One advantage of using Cas9-mediated killing is the possibility of programming the nuclease with two or more crRNA guides in order to target different chromosomal and/or plasmid sequences. This strategy could limit the rise of resistant clones that escape phagemid treatment through the generation of target mutations, and also expand the range of targeted cells. To illustrate the multiplex capabilities of the CRISPR-Cas9 antimicrobial, we expanded the CRISPR array carried by the phagemid to produce a second crRNA targeting either the superantigen enterotoxin sek gene21 or another region of the mecA gene. These arrays were all able to kill USA300 cells with comparable efficiencies. (Supplementary Fig. 6).. Altogether, these results demonstrate that delivery of the sequence-specific Cas9 nuclease dramatically reduces the plasmid content in a bacterial population without killing the host, can be used to immunize non-pathogenic strains against the transfer of virulence and/or antibiotic-resistant plasmids and can be easily reprogrammed to target multiple sequences.

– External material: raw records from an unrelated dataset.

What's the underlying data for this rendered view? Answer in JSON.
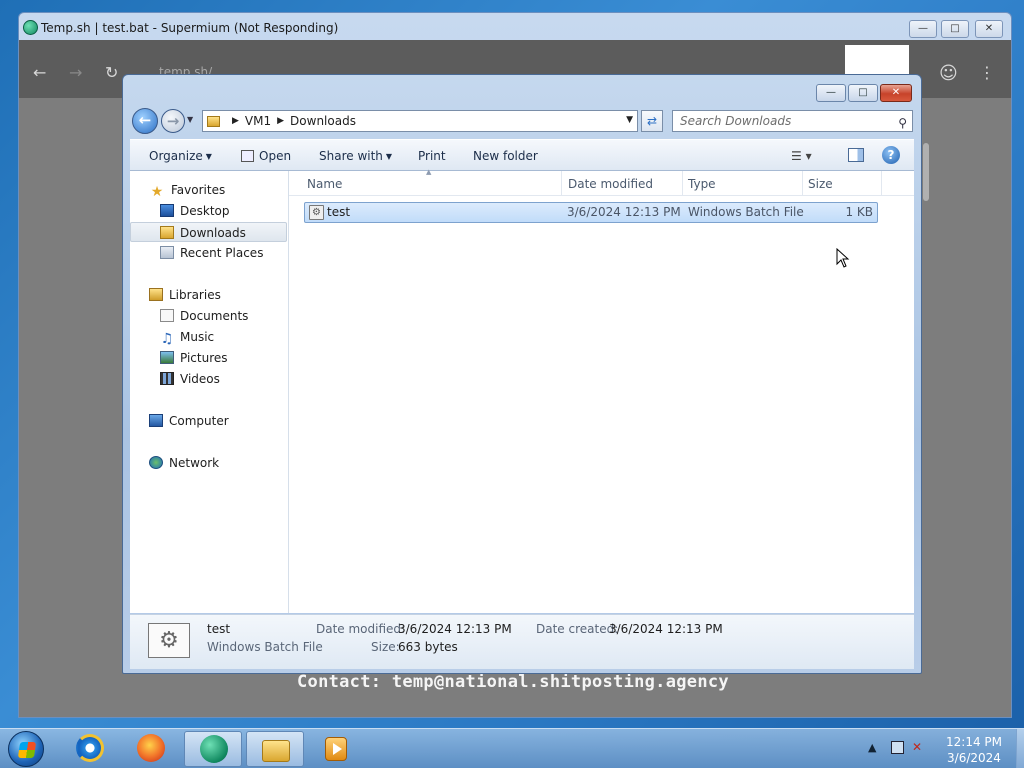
{
  "browser": {
    "title": "Temp.sh | test.bat - Supermium (Not Responding)",
    "url_fragment": "temp.sh/",
    "contact_text": "Contact: temp@national.shitposting.agency"
  },
  "explorer": {
    "breadcrumb": [
      "VM1",
      "Downloads"
    ],
    "search_placeholder": "Search Downloads",
    "commands": {
      "organize": "Organize",
      "open": "Open",
      "share_with": "Share with",
      "print": "Print",
      "new_folder": "New folder"
    },
    "nav": {
      "favorites": "Favorites",
      "desktop": "Desktop",
      "downloads": "Downloads",
      "recent_places": "Recent Places",
      "libraries": "Libraries",
      "documents": "Documents",
      "music": "Music",
      "pictures": "Pictures",
      "videos": "Videos",
      "computer": "Computer",
      "network": "Network"
    },
    "columns": {
      "name": "Name",
      "date_modified": "Date modified",
      "type": "Type",
      "size": "Size"
    },
    "files": [
      {
        "name": "test",
        "date_modified": "3/6/2024 12:13 PM",
        "type": "Windows Batch File",
        "size": "1 KB"
      }
    ],
    "details": {
      "name": "test",
      "type": "Windows Batch File",
      "date_modified_label": "Date modified:",
      "date_modified": "3/6/2024 12:13 PM",
      "date_created_label": "Date created:",
      "date_created": "3/6/2024 12:13 PM",
      "size_label": "Size:",
      "size": "663 bytes"
    }
  },
  "taskbar": {
    "time": "12:14 PM",
    "date": "3/6/2024"
  }
}
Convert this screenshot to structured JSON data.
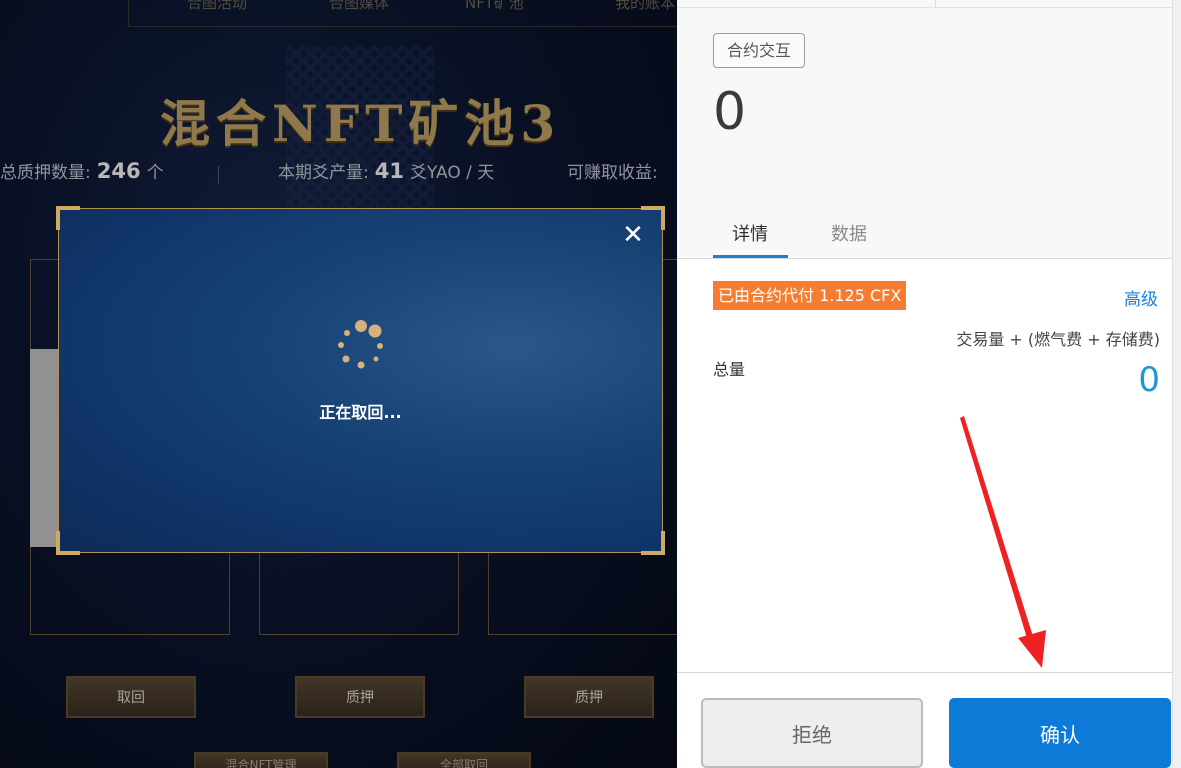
{
  "background": {
    "nav_items": [
      "合图活动",
      "合图媒体",
      "NFT矿池",
      "我的账本"
    ],
    "title": "混合NFT矿池3",
    "stats": {
      "staked_label": "总质押数量:",
      "staked_value": "246",
      "staked_unit": "个",
      "output_label": "本期爻产量:",
      "output_value": "41",
      "output_unit": "爻YAO / 天",
      "earn_label": "可赚取收益:"
    },
    "card_buttons": [
      "取回",
      "质押",
      "质押"
    ],
    "bottom_buttons": [
      "混合NFT管理",
      "全部取回"
    ]
  },
  "modal": {
    "status_text": "正在取回...",
    "close_icon": "close-icon",
    "spinner_icon": "loading-spinner-icon"
  },
  "wallet": {
    "interaction_tag": "合约交互",
    "amount": "0",
    "tabs": [
      "详情",
      "数据"
    ],
    "active_tab": "详情",
    "sponsor_badge": "已由合约代付 1.125 CFX",
    "advanced_link": "高级",
    "fee_formula": "交易量 + (燃气费 + 存储费)",
    "total_label": "总量",
    "total_value": "0",
    "reject_button": "拒绝",
    "confirm_button": "确认"
  },
  "colors": {
    "accent_blue": "#0d7ad7",
    "sponsor_orange": "#f57c31",
    "annotation_red": "#ee2222",
    "gold": "#c7a766"
  }
}
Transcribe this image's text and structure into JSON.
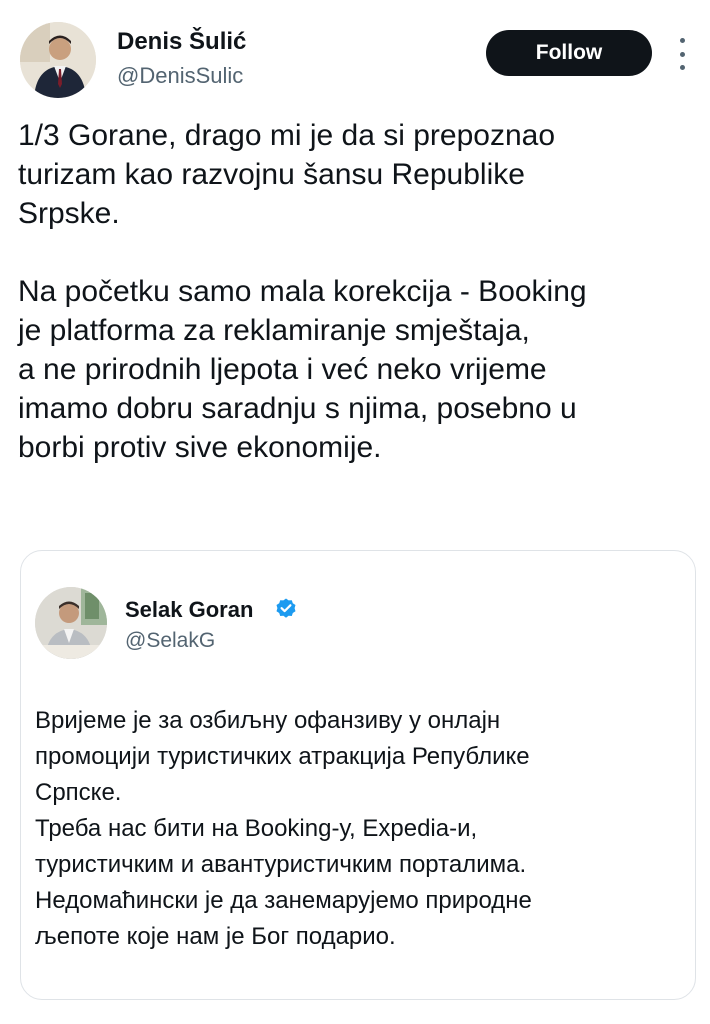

In order to demonstrate that CRISPR-Cas9 treatment can be used to selectively kill staphylococci in vivo, we tested it in a mouse skin colonization model22, 23. The backs of CD1 mice were shaved and treated with depilatory cream to expose the skin. An area on the back was colonized with 105 cells of a 1:1 mixture of RNΦ and RNKΦ bacteria, the latter harboring the pCN57 plasmid to facilitate detection of targeted cells by measuring green fluorescence. Following colonization, infected areas were treated with pDB121::aph, a control containing phiNM1 phage but no phagemid, a topical 2 % mupirocin ointment (commonly used in clinical settings to decolonize patients from staphylococci) or streptomycin (200 mg/mouse). After 24 hr the treated skin was dissected and homogenized to enumerate staphylococci (Supplementary Table 1). The proportion of RNKΦ cells in the population was measured as the ratio of GFP CFU to total CFU (Fig. 3a). Treatment with pDB121::aph resulted in a decrease in the proportion of RNKΦ cells from 50 % to 11.2 % (+/− 1.2 %) that was significantly different from all the other treatment conditions (t-test, p<0.001) (Fig. 3b). In comparison, the systemic streptomycin treatment decolonized the mice of all staphylococci (not shown), but the mupirocin left 6/10 mice colonized with RNΦ and RNKΦ cells in similar proportions. Unexpectedly, a small decrease in the proportion of RNKΦ cells (from the expected theoretical 50 %) was also observed for mice treated with the control phage or saline, possibly due to a fitness disadvantage of RNKΦ/pCN57 cells when growing on the mouse skin.

Figure 3.

Figure 3

Sequence-specific killing of kanamycin resistant S. aureus in a mouse skin colonization model. Mice skin was colonized with a 1:1 mixture of 105 RNΦ and RNKΦ cells carrying the pCN57 GFP reporter plasmid, followed by treatment at 1 hour with phosphate buffer saline (n=15), ΦNM1 (n=16), pDB121::aph (n=14) or mupirocin (n=10). After 24 hours the skin from the treated area was excised, homogenized and serial dilutions of the homogenate was plated on mannitol salt agar (a) Pictures of two representative plates exposed to a wavelength enabling visualization of GFP. Scale bar, 1 cm. (b) The proportion of RNKΦ cells in the population was measured as the proportion of green fluorescent cfu on the plates. Data points indicate individual mice; black lines represent the mean ± SD.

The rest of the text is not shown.